JAMAA FANAKA: Firstly, I want to say I support the NAACP and La Raza and the other efforts of the civil rights organizations to bring Hollywood into compliance with law, the Civil Right Act of 1964. But I do not trust Hollywood, and I have good reason not to trust Hollywood. First of all, the agreements reached by the NAACP, et al., have no provisions for enforcement; they are not binding. And Hollywood back in 1981, as I see it, for the first time included Article 15-201 into its collective bargaining agreement, which contractually obligated Hollywood to apply good faith efforts to increase the number of minority and women filmmakers — and we lost ground!

As a matter of fact, I’m going to give you a scoop right now about the felonious federal crimes that the Directors Guild of America, my former union, committed against me in order to silence me and kick me out of the DGA. They charged me with doing ridiculous things, like at meetings, like they charged me with standing up and calling people “MFs” and charging the stage and scaring the top executives at one meeting. Pure unadulterated BS. And I can prove it, because my parents, who are in their eighties now, have taught me from the time I was a child: never go into a lion’s den wearing a pork chop suit. So each time I went to the DGA, I had a tape recorder recording each and every word I said. Each and every time I addressed a fellow DGA member, I said, “My brother, my brother” — not “MF” — “my brother”.

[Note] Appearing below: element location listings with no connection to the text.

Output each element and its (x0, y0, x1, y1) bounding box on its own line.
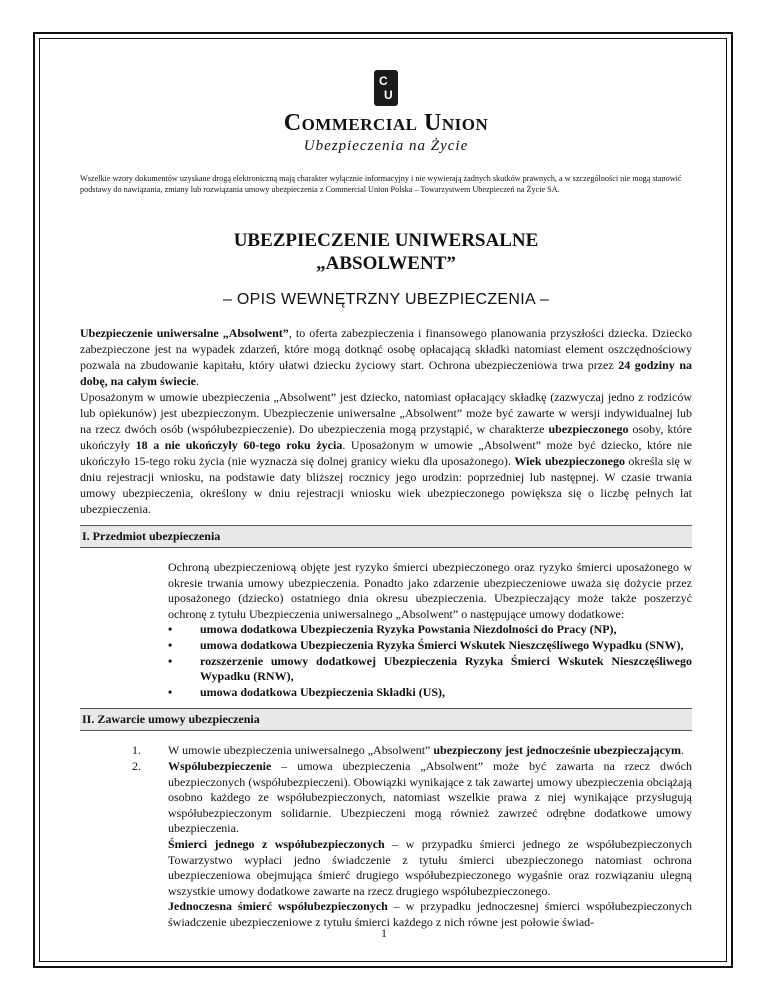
item-number: 2. (132, 758, 141, 773)
intro-section (80, 325, 692, 517)
section-2-heading: II. Zawarcie umowy ubezpieczenia (80, 708, 692, 731)
section-1-body (168, 560, 692, 700)
bullet-icon: • (168, 653, 173, 668)
item-1-text: W umowie ubezpieczenia uniwersalnego „Absolwent” (168, 743, 434, 758)
item-number: 1. (132, 743, 141, 758)
intro-p2-b: osoby, które ukończyły (80, 422, 692, 452)
death-one-paragraph (168, 837, 692, 899)
intro-paragraph-1 (80, 325, 692, 389)
legal-disclaimer: Wszelkie wzory dokumentów uzyskane drogą elektroniczną mają charakter wyłącznie informacyjny i nie wywierają żadnych skutków prawnych, a w szczególności nie mogą stanowić podstawy do nawiązania, zmiany lub rozwiązania umowy ubezpieczenia z Commercial Union Polska – Towarzystwem Ubezpieczeń na Życie SA. (80, 174, 682, 194)
bullet-icon: • (168, 622, 173, 637)
brand-name: Commercial Union (283, 110, 489, 136)
intro-p2-c: . Uposażonym w umowie „Absolwent” może być dziecko, które nie ukończyło 15-tego roku życia (nie wyznacza się dolnej granicy wieku dla uposażonego). (80, 438, 692, 468)
title-line-1: UBEZPIECZENIE UNIWERSALNE (233, 230, 539, 251)
intro-p2-a: Uposażonym w umowie ubezpieczenia „Absolwent” jest dziecko, natomiast opłacający składkę (zazwyczaj jedno z rodziców lub opiekunów) jest ubezpieczonym. Ubezpieczenie uniwersalne „Absolwent” może być zawarte w wersji indywidualnej lub na rzecz dwóch osób (współubezpieczenie). Do ubezpieczenia mogą przystąpić, w charakterze (80, 390, 692, 436)
brand-tagline: Ubezpieczenia na Życie (303, 138, 469, 154)
item-2-text: – umowa ubezpieczenia „Absolwent” może być zawarta na rzecz dwóch ubezpieczonych (współubezpieczeni). Obowiązki wynikające z tak zawartej umowy ubezpieczenia obciążają osobno każdego ze współubezpieczonych, natomiast wszelkie prawa z niej wynikające przysługują współubezpieczonym solidarnie. Ubezpieczeni mogą również zawrzeć odrębne dodatkowe umowy ubezpieczenia. (168, 758, 692, 836)
document-subtitle: – OPIS WEWNĘTRZNY UBEZPIECZENIA – (222, 291, 550, 308)
title-line-2: „ABSOLWENT” (316, 253, 456, 274)
item-1-bold: ubezpieczony jest jednocześnie ubezpieczającym (433, 743, 681, 758)
page-number: 1 (381, 926, 387, 940)
section-1-text: Ochroną ubezpieczeniową objęte jest ryzyko śmierci ubezpieczonego oraz ryzyko śmierci uposażonego w okresie trwania umowy ubezpieczenia. Ponadto jako zdarzenie ubezpieczeniowe uważa się dożycie przez uposażonego (dziecko) ostatniego dnia okresu ubezpieczenia. Ubezpieczający może także poszerzyć ochronę z tytułu Ubezpieczenia uniwersalnego „Absolwent” o następujące umowy dodatkowe: (168, 560, 692, 621)
intro-p1-bold: Ubezpieczenie uniwersalne „Absolwent” (80, 326, 289, 340)
death-one-bold: Śmierci jednego z współubezpieczonych (168, 836, 385, 851)
list-item (168, 638, 692, 654)
death-both-bold: Jednoczesna śmierć współubezpieczonych (168, 899, 388, 914)
intro-p1-bold2: 24 godziny na dobę, na całym świecie (80, 358, 692, 388)
logo-letter-u: U (384, 88, 393, 102)
list-item-text: umowa dodatkowa Ubezpieczenia Ryzyka Powstania Niezdolności do Pracy (NP), (200, 622, 617, 637)
intro-p2-d: określa się w dniu rejestracji wniosku, na podstawie daty bliższej rocznicy jego urodzin: poprzedniej lub następnej. W czasie trwania umowy ubezpieczenia, określony w dniu rejestracji wniosku wiek ubezpieczonego powiększa się o liczbę pełnych lat ubezpieczenia. (80, 454, 693, 516)
intro-paragraph-2 (80, 389, 692, 517)
bullet-icon: • (168, 637, 173, 652)
commercial-union-logo-icon (374, 70, 398, 106)
death-both-text: – w przypadku jednoczesnej śmierci współubezpieczonych świadczenie ubezpieczeniowe z tytułu śmierci każdego z nich równe jest połowie świad- (168, 899, 692, 929)
intro-p1-text: , to oferta zabezpieczenia i finansowego planowania przyszłości dziecka. Dziecko zabezpieczone jest na wypadek zdarzeń, które mogą dotknąć osobę opłacającą składki natomiast element oszczędnościowy pozwala na zbudowanie kapitału, który ułatwi dziecku życiowy start. Ochrona ubezpieczeniowa trwa przez (80, 326, 692, 372)
numbered-item-2 (132, 758, 692, 931)
numbered-item-1 (132, 743, 692, 759)
death-one-text: – w przypadku śmierci jednego ze współubezpieczonych Towarzystwo wypłaci jedno świadczenie z tytułu śmierci ubezpieczonego natomiast ochrona ubezpieczeniowa obejmująca śmierć drugiego współubezpieczonego wygaśnie oraz rozwiązaniu ulegną wszystkie umowy dodatkowe zawarte na rzecz drugiego współubezpieczonego. (168, 836, 692, 898)
intro-p1-end: . (196, 374, 199, 388)
intro-p2-bold3: Wiek ubezpieczonego (514, 454, 625, 468)
item-2-bold: Współubezpieczenie (168, 758, 272, 773)
list-item (168, 685, 692, 701)
section-2-body (132, 743, 692, 930)
item-1-end: . (680, 743, 684, 758)
list-item-text: rozszerzenie umowy dodatkowej Ubezpieczenia Ryzyka Śmierci Wskutek Nieszczęśliwego Wypadku (RNW), (200, 653, 692, 684)
document-page (80, 60, 692, 930)
section-1-heading: I. Przedmiot ubezpieczenia (80, 525, 692, 548)
logo-letter-c: C (379, 74, 388, 88)
list-item-text: umowa dodatkowa Ubezpieczenia Ryzyka Śmierci Wskutek Nieszczęśliwego Wypadku (SNW), (200, 637, 684, 652)
list-item (168, 654, 692, 685)
intro-p2-bold1: ubezpieczonego (548, 422, 629, 436)
list-item-text: umowa dodatkowa Ubezpieczenia Składki (US), (200, 684, 446, 699)
bullet-icon: • (168, 684, 173, 699)
intro-p2-bold2: 18 a nie ukończyły 60-tego roku życia (135, 438, 343, 452)
document-title (80, 229, 692, 275)
list-item (168, 622, 692, 638)
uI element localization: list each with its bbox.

AMY GOODMAN: Maybe they translated it that way.

JAMAA FANAKA: Yeah, yeah. They conveniently translated it that way. I have taken these federal crimes to the office of the US attorney here in Los Angeles, Alexander Mayorkas, and he has assured me that he is going to vigorously investigate. What they did to me can be compared to the police scandal. It’s no different. The only difference is that they murdered —- attempted to murder my reputation and my name and my credibility in order to undermine my lawsuit. And they did it by committing the crimes of perjury, subordination of perjury, conspiracy, intimidation of witnesses, falsification of documents -—

AMY GOODMAN: Let me just ask, as we go out, which movie companies are you suing?

JAMAA FANAKA: Every one of them. Every major studio and every television network.

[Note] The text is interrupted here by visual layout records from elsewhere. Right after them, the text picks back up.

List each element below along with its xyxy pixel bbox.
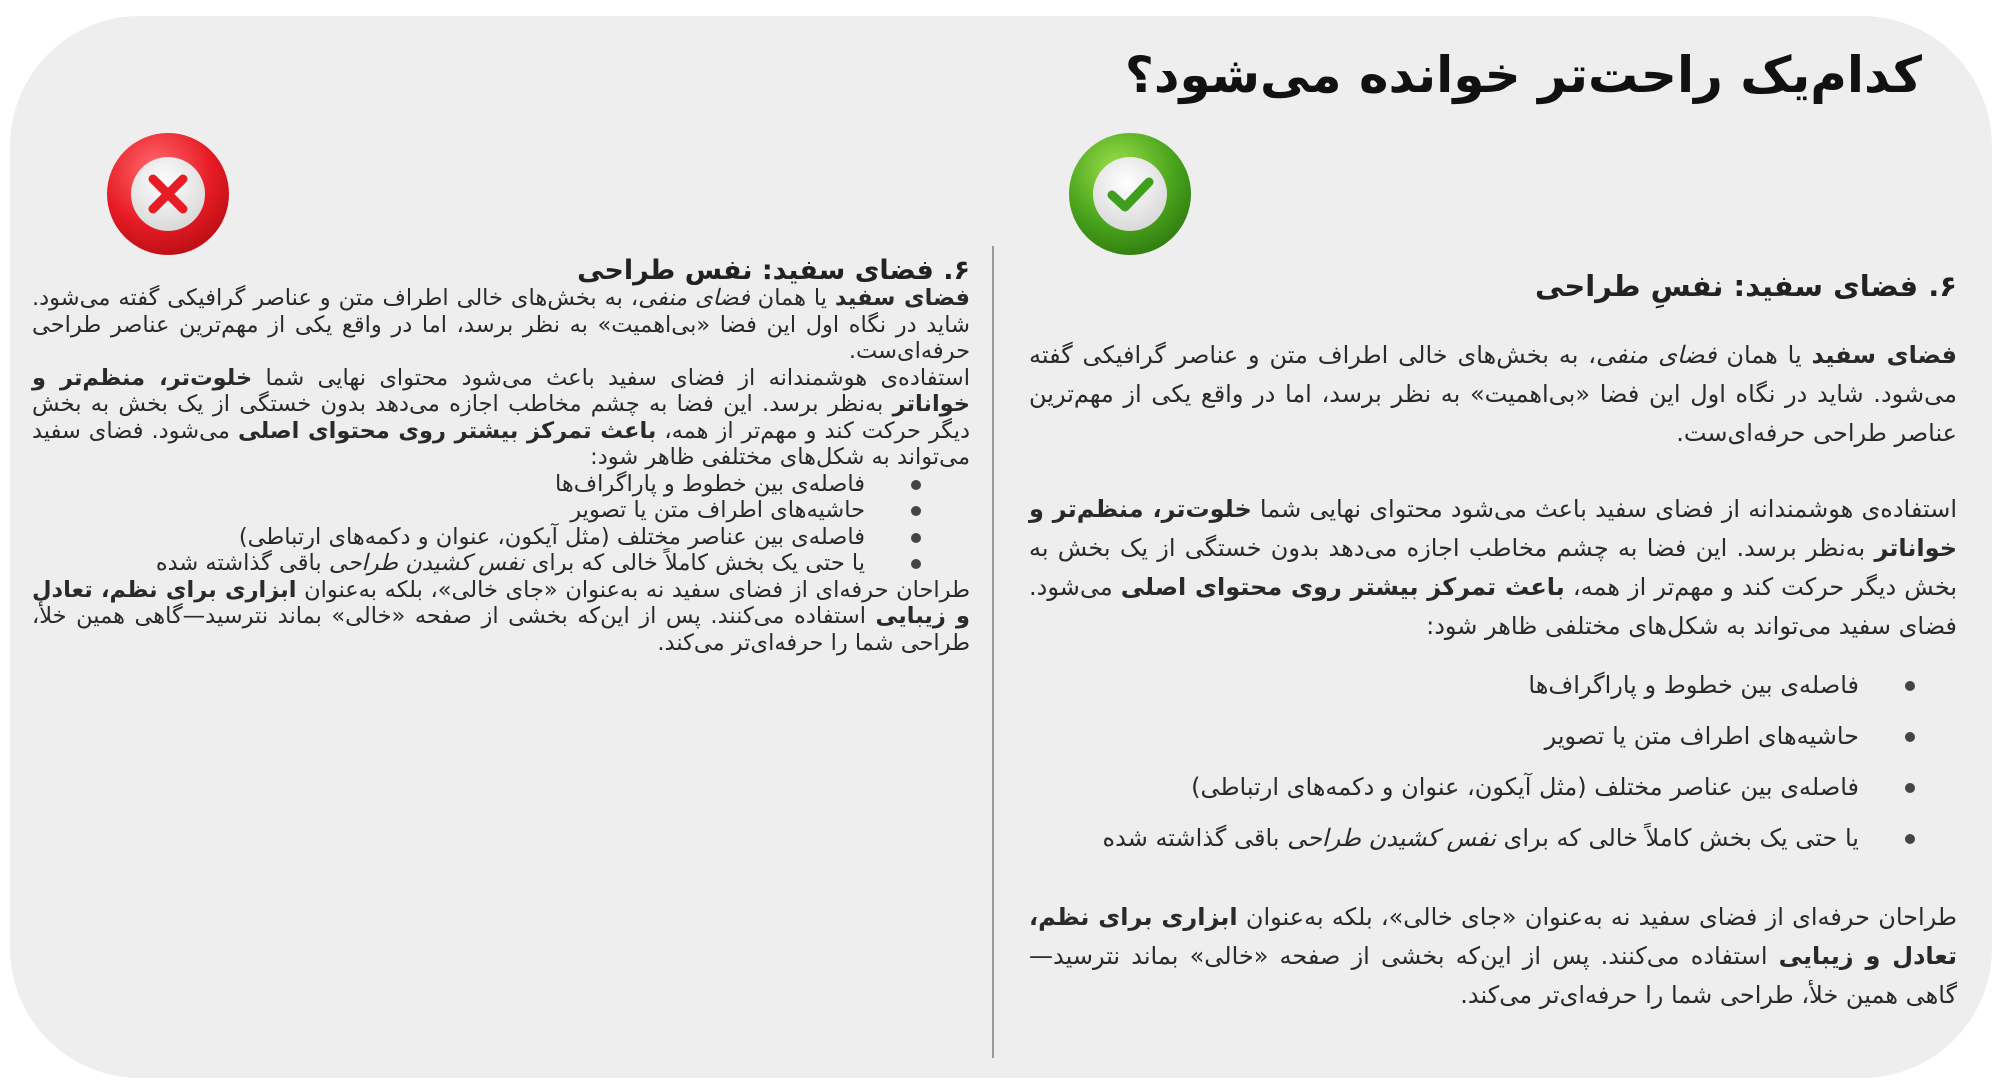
- bold-text: فضای سفید: [834, 285, 970, 311]
- list-item: حاشیه‌های اطراف متن یا تصویر: [32, 497, 865, 524]
- check-circle-icon: [1068, 132, 1192, 256]
- text: ، به بخش‌های خالی اطراف متن و عناصر گرافیکی گفته می‌شود. شاید در نگاه اول این فضا «بی‌اهمیت» به نظر برسد، اما در واقع یکی از مهم‌ترین عناصر طراحی حرفه‌ای‌ست.: [32, 285, 970, 364]
- text: طراحان حرفه‌ای از فضای سفید نه به‌عنوان «جای خالی»، بلکه به‌عنوان: [296, 576, 970, 603]
- italic-text: نفس کشیدن طراحی: [328, 550, 525, 576]
- text: یا همان: [1716, 341, 1812, 369]
- text: به‌نظر برسد. این فضا به چشم مخاطب اجازه می‌دهد بدون خستگی از یک بخش به بخش دیگر حرکت کند و مهم‌تر از همه،: [1029, 534, 1957, 601]
- italic-text: فضای منفی: [638, 285, 750, 311]
- text: طراحان حرفه‌ای از فضای سفید نه به‌عنوان «جای خالی»، بلکه به‌عنوان: [1237, 903, 1957, 931]
- list-item: فاصله‌ی بین عناصر مختلف (مثل آیکون، عنوان و دکمه‌های ارتباطی): [32, 524, 865, 551]
- bad-paragraph-2: [32, 365, 970, 471]
- text: استفاده‌ی هوشمندانه از فضای سفید باعث می‌شود محتوای نهایی شما: [1251, 495, 1957, 523]
- vertical-divider: [992, 246, 994, 1058]
- text: ، به بخش‌های خالی اطراف متن و عناصر گرافیکی گفته می‌شود. شاید در نگاه اول این فضا «بی‌اهمیت» به نظر برسد، اما در واقع یکی از مهم‌ترین عناصر طراحی حرفه‌ای‌ست.: [1029, 341, 1957, 447]
- list-item: [1029, 813, 1859, 864]
- comparison-card: [10, 16, 1992, 1078]
- bad-paragraph-3: [32, 577, 970, 657]
- bold-text: فضای سفید: [1811, 341, 1957, 369]
- text: استفاده می‌کنند. پس از این‌که بخشی از صفحه «خالی» بماند نترسید—گاهی همین خلأ، طراحی شما را حرفه‌ای‌تر می‌کند.: [1029, 942, 1957, 1009]
- italic-text: فضای منفی: [1595, 341, 1717, 369]
- good-bullet-list: [1029, 660, 1957, 864]
- text: یا حتی یک بخش کاملاً خالی که برای: [524, 550, 865, 576]
- text: استفاده‌ی هوشمندانه از فضای سفید باعث می‌شود محتوای نهایی شما: [252, 364, 970, 391]
- text: می‌شود. فضای سفید می‌تواند به شکل‌های مختلفی ظاهر شود:: [1029, 573, 1957, 640]
- list-item: فاصله‌ی بین خطوط و پاراگراف‌ها: [32, 471, 865, 498]
- bold-text: ابزاری برای نظم، تعادل و زیبایی: [1029, 903, 1957, 970]
- text: استفاده می‌کنند. پس از این‌که بخشی از صفحه «خالی» بماند نترسید—گاهی همین خلأ، طراحی شما را حرفه‌ای‌تر می‌کند.: [32, 603, 970, 656]
- list-item: حاشیه‌های اطراف متن یا تصویر: [1029, 711, 1859, 762]
- bad-bullet-list: [32, 471, 970, 577]
- x-circle-icon: [106, 132, 230, 256]
- good-paragraph-1: [1029, 336, 1957, 453]
- text: باقی گذاشته شده: [155, 550, 329, 576]
- italic-text: نفس کشیدن طراحی: [1287, 824, 1496, 852]
- good-example-panel: [1029, 266, 1957, 1015]
- list-item: فاصله‌ی بین عناصر مختلف (مثل آیکون، عنوان و دکمه‌های ارتباطی): [1029, 762, 1859, 813]
- bad-heading: ۶. فضای سفید: نفس طراحی: [577, 255, 970, 286]
- text: به‌نظر برسد. این فضا به چشم مخاطب اجازه می‌دهد بدون خستگی از یک بخش به بخش دیگر حرکت کند و مهم‌تر از همه،: [32, 391, 971, 444]
- bad-paragraph-1: [32, 285, 970, 365]
- bold-text: خلوت‌تر، منظم‌تر و خواناتر: [32, 364, 970, 417]
- text: می‌شود. فضای سفید می‌تواند به شکل‌های مختلفی ظاهر شود:: [32, 417, 970, 470]
- text: یا همان: [749, 285, 835, 311]
- text: باقی گذاشته شده: [1102, 824, 1288, 852]
- good-heading: ۶. فضای سفید: نفسِ طراحی: [1534, 269, 1957, 303]
- good-paragraph-2: [1029, 490, 1957, 646]
- bold-text: باعث تمرکز بیشتر روی محتوای اصلی: [1120, 573, 1565, 601]
- good-paragraph-3: [1029, 898, 1957, 1015]
- page-title: کدام‌یک راحت‌تر خوانده می‌شود؟: [1124, 46, 1922, 104]
- bad-example-panel: [32, 257, 970, 656]
- text: یا حتی یک بخش کاملاً خالی که برای: [1495, 824, 1859, 852]
- bold-text: ابزاری برای نظم، تعادل و زیبایی: [32, 576, 970, 629]
- list-item: [32, 550, 865, 577]
- bold-text: خلوت‌تر، منظم‌تر و خواناتر: [1029, 495, 1957, 562]
- list-item: فاصله‌ی بین خطوط و پاراگراف‌ها: [1029, 660, 1859, 711]
- bold-text: باعث تمرکز بیشتر روی محتوای اصلی: [237, 417, 657, 444]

AMY GOODMAN: Universal, MGM?

JAMAA FANAKA: Universal, MGM, the Spielberg companies —

AMY GOODMAN: Warner Bros.?

JAMAA FANAKA: ABC, CBS, NBC, FOX, the Warner Bros. channel. I’m suing them all.

AMY GOODMAN: Disney and Paramount.

JAMAA FANAKA: They’re all in violation of the Civil Rights Act of 1964.

AMY GOODMAN: Well, on that note, I want to thank you very much for being with us, Jamaa Fanaka, filmmaker, maker of Penitentiary, Street Wars, Soul Vengeance, suing the major Hollywood film companies, and his attorney Irving Meyer. If people want to get in touch with you, where can they call or go on the web?

JAMAA FANAKA: OK, right now, I’m making a website called “Pro se can you see.” It will be up soon. But my email address is fanaka(at)aol.com. My number is (310) 833-2367.

AMY GOODMAN: Well, thank you very much for being with us. That’s (310) 833-2367.

JAMAA FANAKA: Thank you, and God bless you both.